Sur ces trois points, la proposition appelle les observations ci-après.

Observations générales

1.1. Depuis la première directive (1) en matière de sociétés, transposée en droit belge par la loi du 6 mars 1973 modifiant la législation relative aux sociétés commerciales, une distinction est opérée entre le pouvoir de gestion et le pouvoir de représentation de la société. Par ailleurs, une distinction est opérée entre les décisions des organes de la société qui n'ont qu'un effet interne et celles qui sont opposables aux tiers.

S'agissant par exemple de la société anonyme, le conseil d'administration a le pouvoir d'accomplir tous les actes nécessaires ou utiles à la réalisation de l'objet social, à l'exception de ceux que la loi réserve à l'assemblée générale (article 522, § 1er, du Code des sociétés). Il a également le pouvoir de représenter la société à l'égard des tiers et en justice (article 522, § 2).

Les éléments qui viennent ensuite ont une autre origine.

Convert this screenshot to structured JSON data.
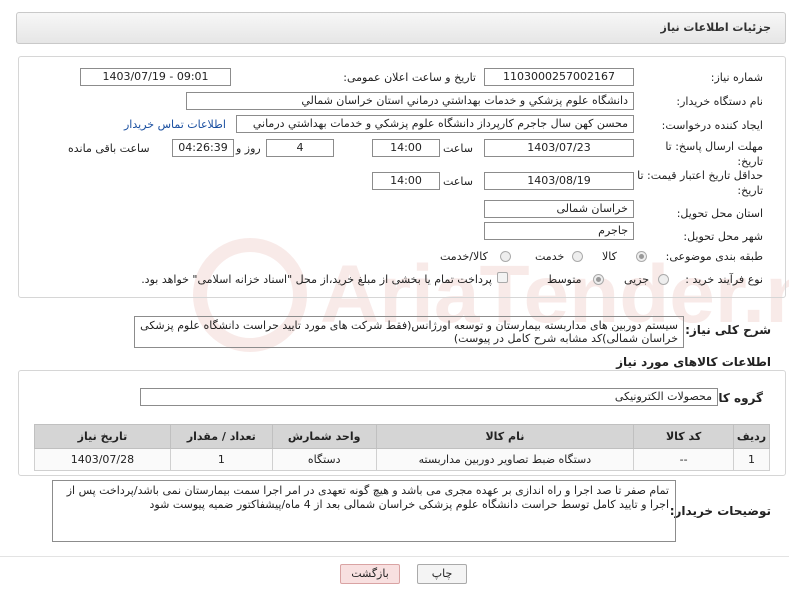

Outre la limitation des pouvoirs du conseil d'administration résultant de la loi, ceux-ci peuvent être restreints par les statuts.

Alors que la première limitation est opposable aux tiers, la seconde limitation n'a, en principe, d'effets qu'au niveau interne et est donc inopposable aux tiers même si les restrictions du pouvoir de gestion sont publiées (article 522, § 1er, alinéa 2). L'éventuelle répartition des tâches entre administrateurs est également inopposable aux tiers.

1.2. Le paragraphe 1er de l'article 61 du Code des sociétés, que la proposition de loi envisage de compléter, consacre la théorie de l'organe, selon laquelle, d'une part, la société agit par ses organes et, d'autre part, ses membres n'encourent aucune responsabilité pour les engagements pris pour la société dans l'exercice de leur fonction et dans les limites de leurs pouvoirs (2) .

1.3. La proposition de loi vise à introduire un deuxième alinéa à l'article 61, § 1er, du Code des sociétés en vue de permettre aux organes de la société d'écarter toute règle découlant « d'une loi, d'une coutume, de statuts, de règlements ou d'une décision » lorsque son application « s'avère raisonnablement impossible dans les circonstances données pour cause de force majeure ».

On rappellera que, selon l'exposé des motifs du projet devenu la loi du 6 mars 1973 précitée, transposant la première directive 68/151/CEE précitée en droit belge, on entend par « organes » « les personnes dont les pouvoirs de représenter la société dérivent d'une fonction prévue par la loi » (3) .

1.4. La proposition de loi ne précise pas la portée juridique de la non application d'une règle pour cause de force majeure.

A-t-elle uniquement un effet interne de manière à dégager celui qui n'a pas appliqué la règle de toute responsabilité éventuelle ou est-elle également opposable aux tiers ?

Dans ce dernier cas, la sécurité juridique qui, dans un souci de protection des tiers, est poursuivie par la première directive européenne précitée risque d'être battue en brèche dans la mesure où les tiers peuvent normalement s'attendre à ce que la loi et les statuts soient appliqués par les organes de la société.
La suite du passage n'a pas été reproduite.